Imperial College London
Prof. Kim Jelfs, Dr. Alex Ganose
Research Update 1
Researchers from the Departments of Chemistry and Computer Science at Imperial College London are developing machine learning models to accelerate molecular structure elucidation from spectroscopy, with applications in drug discovery, metabolomics, and materials science.
Their approach builds on recent advances in fragment-based, spectra-conditioned generative modelling for molecular structures, and introduces two key extensions:
(1) scaling up to a large chemical space using a recently proposed multimodal spectroscopic dataset of ~790k molecule-spectra pairs, including compounds with up to 35 heavy atoms and 9 distinct chemical species.
(2) designing a hierarchical, multi-spectral encoder that combines information from IR and NMR input spectra.
In addition, they are benchmarking transformer baselines that directly translate raw spectra into molecular representations (SMILES/SELFIES), providing systematic comparisons across different methodologies. Looking ahead, our system can be fine-tuned on experimental datasets of molecule-spectra pairs as they become available and has the potential to be deployed as a web interface where users can upload spectra and obtain candidate molecular structures.

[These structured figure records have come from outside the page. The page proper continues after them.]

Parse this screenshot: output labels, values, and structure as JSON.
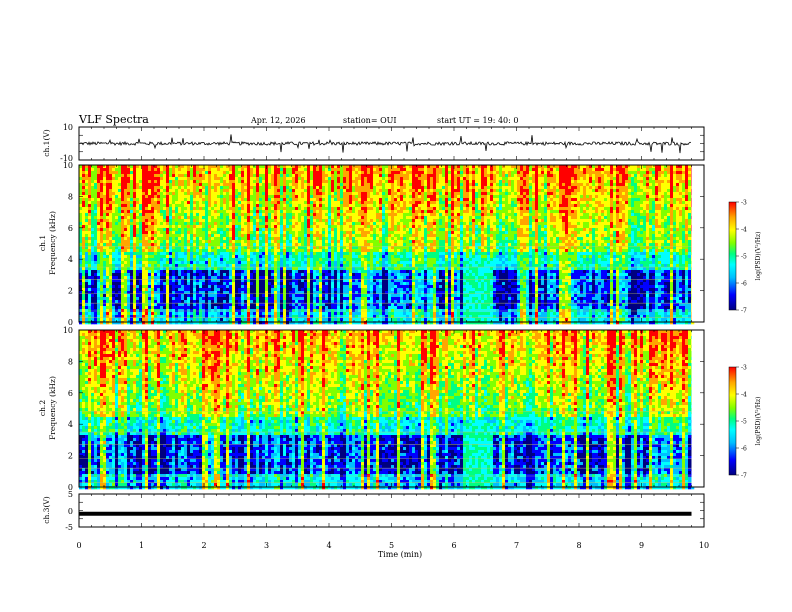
{
  "header": {
    "title": "VLF Spectra",
    "date": "Apr. 12, 2026",
    "station": "station= OUI",
    "start": "start  UT =   19: 40: 0"
  },
  "colors": {
    "palette": [
      "#000080",
      "#0000ff",
      "#00bfff",
      "#00ffff",
      "#00ff80",
      "#80ff00",
      "#ffff00",
      "#ffa500",
      "#ff0000"
    ],
    "line": "#000000"
  },
  "chart_data": [
    {
      "type": "line",
      "name": "ch1-waveform",
      "ylabel": "ch.1(V)",
      "ylim": [
        -10,
        10
      ],
      "yticks": [
        "10",
        "-10"
      ],
      "xlim": [
        0,
        10
      ],
      "baseline": 0,
      "description_values": {
        "noise_amplitude_V": 2,
        "spike_max_V": 6
      }
    },
    {
      "type": "heatmap",
      "name": "ch1-spectrogram",
      "ylabel_line1": "ch.1",
      "ylabel_line2": "Frequency (kHz)",
      "ylim": [
        0,
        10
      ],
      "yticks": [
        "0",
        "2",
        "4",
        "6",
        "8",
        "10"
      ],
      "xlim": [
        0,
        9.8
      ],
      "colorbar": {
        "label": "log(PSD)(V²/Hz)",
        "range": [
          -7,
          -3
        ],
        "ticks": [
          "-3",
          "-4",
          "-5",
          "-6",
          "-7"
        ]
      }
    },
    {
      "type": "heatmap",
      "name": "ch2-spectrogram",
      "ylabel_line1": "ch.2",
      "ylabel_line2": "Frequency (kHz)",
      "ylim": [
        0,
        10
      ],
      "yticks": [
        "0",
        "2",
        "4",
        "6",
        "8",
        "10"
      ],
      "xlim": [
        0,
        9.8
      ],
      "colorbar": {
        "label": "log(PSD)(V²/Hz)",
        "range": [
          -7,
          -3
        ],
        "ticks": [
          "-3",
          "-4",
          "-5",
          "-6",
          "-7"
        ]
      }
    },
    {
      "type": "line",
      "name": "ch3-waveform",
      "ylabel": "ch.3(V)",
      "ylim": [
        -5,
        5
      ],
      "yticks": [
        "5",
        "0",
        "-5"
      ],
      "xlim": [
        0,
        10
      ],
      "values": {
        "constant_level_V": -1
      }
    }
  ],
  "xaxis": {
    "label": "Time (min)",
    "ticks": [
      "0",
      "1",
      "2",
      "3",
      "4",
      "5",
      "6",
      "7",
      "8",
      "9",
      "10"
    ]
  }
}
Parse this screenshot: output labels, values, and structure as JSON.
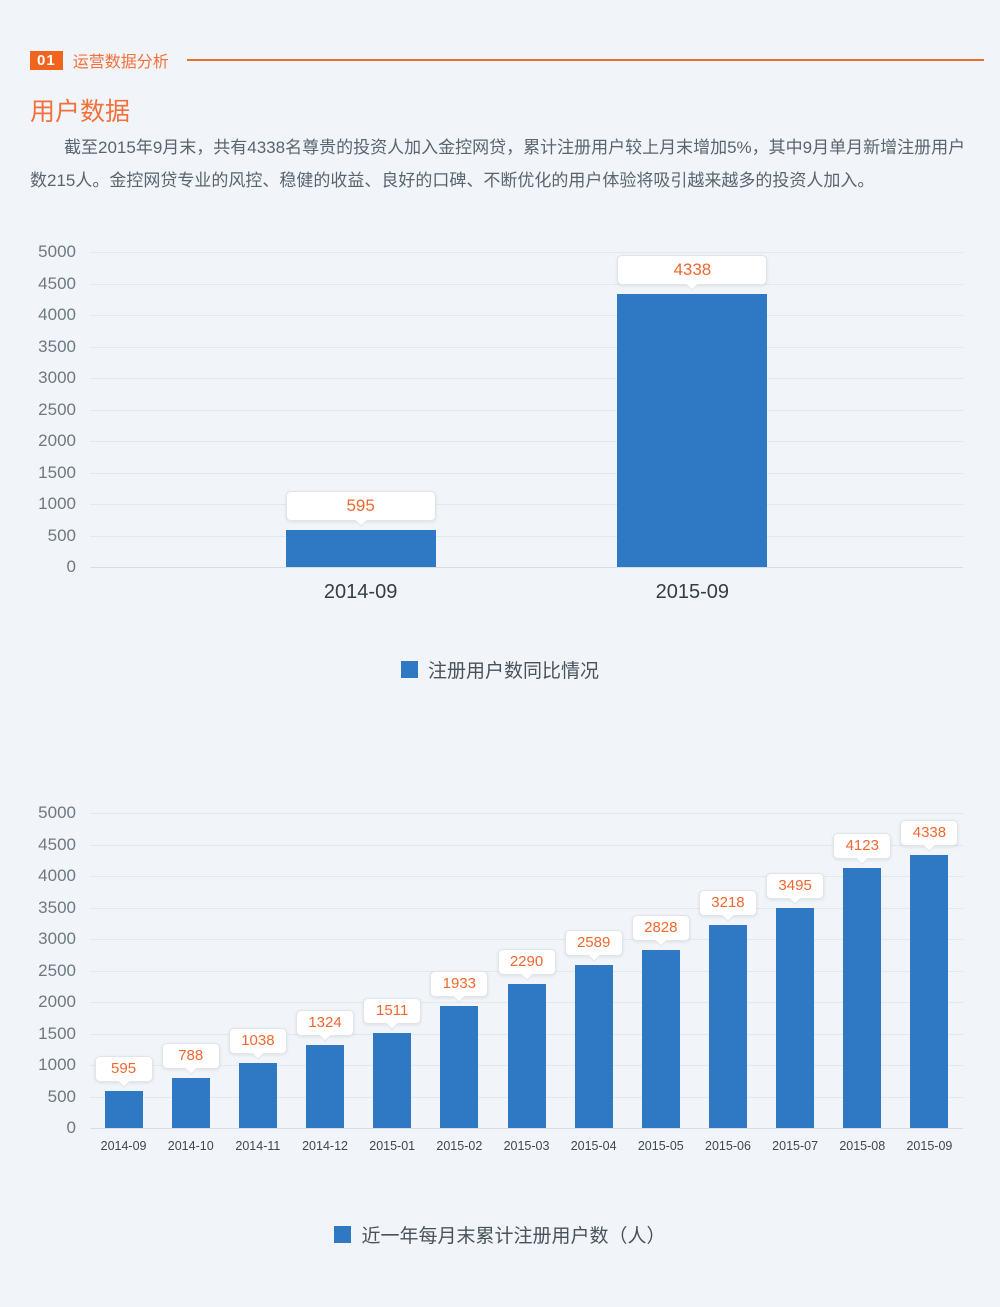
{
  "page": {
    "background": "#F1F5F9",
    "accent_orange": "#F0641E",
    "bar_blue": "#2F78C3",
    "data_label_orange": "#F1672F"
  },
  "header": {
    "badge": "01",
    "title": "运营数据分析"
  },
  "section": {
    "title": "用户数据",
    "paragraph": "截至2015年9月末，共有4338名尊贵的投资人加入金控网贷，累计注册用户较上月末增加5%，其中9月单月新增注册用户数215人。金控网贷专业的风控、稳健的收益、良好的口碑、不断优化的用户体验将吸引越来越多的投资人加入。"
  },
  "chart_data": [
    {
      "type": "bar",
      "title": "",
      "categories": [
        "2014-09",
        "2015-09"
      ],
      "values": [
        595,
        4338
      ],
      "legend": "注册用户数同比情况",
      "xlabel": "",
      "ylabel": "",
      "ylim": [
        0,
        5000
      ],
      "ytick_step": 500,
      "grid": true,
      "legend_position": "bottom-center",
      "bar_color": "#2F78C3",
      "label_color": "#F1672F",
      "data_labels": true
    },
    {
      "type": "bar",
      "title": "",
      "categories": [
        "2014-09",
        "2014-10",
        "2014-11",
        "2014-12",
        "2015-01",
        "2015-02",
        "2015-03",
        "2015-04",
        "2015-05",
        "2015-06",
        "2015-07",
        "2015-08",
        "2015-09"
      ],
      "values": [
        595,
        788,
        1038,
        1324,
        1511,
        1933,
        2290,
        2589,
        2828,
        3218,
        3495,
        4123,
        4338
      ],
      "legend": "近一年每月末累计注册用户数（人）",
      "xlabel": "",
      "ylabel": "",
      "ylim": [
        0,
        5000
      ],
      "ytick_step": 500,
      "grid": true,
      "legend_position": "bottom-center",
      "bar_color": "#2F78C3",
      "label_color": "#F1672F",
      "data_labels": true
    }
  ]
}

The ability and speed at which we are able predict new materials is continuously increasing. This identifies the need for new methods to accelerate the rate at which materials can move from ‘prediction’ to reality.
Here, we set out to develop an automated platform for reaction mechanism discovery employing multifidelity ML models that combine computational and spectroscopic data.
Imperial College London
Dr. Alex Ganose, Dr. Becky Greenaway, Prof. Kim Jelfs, Prof. Ruth Misener

Research Update 1
Researchers from the Departments of Chemistry and Computer Science at Imperial College London are leveraging multi-fidelity AI to accelerate the discovery of new catalytic systems and the understanding of reaction mechanisms. The team have developed a tailored data-driven pipeline focused on porous materials for catalysis, integrating high-throughput screening with reaction data curation, transfer learning and Bayesian optimisation\. By combining insights from in-house experiments with diverse external datasets, the researchers are optimising data-efficient AI models to identify improved conditions and emerging design principles for next-generation catalytic materials.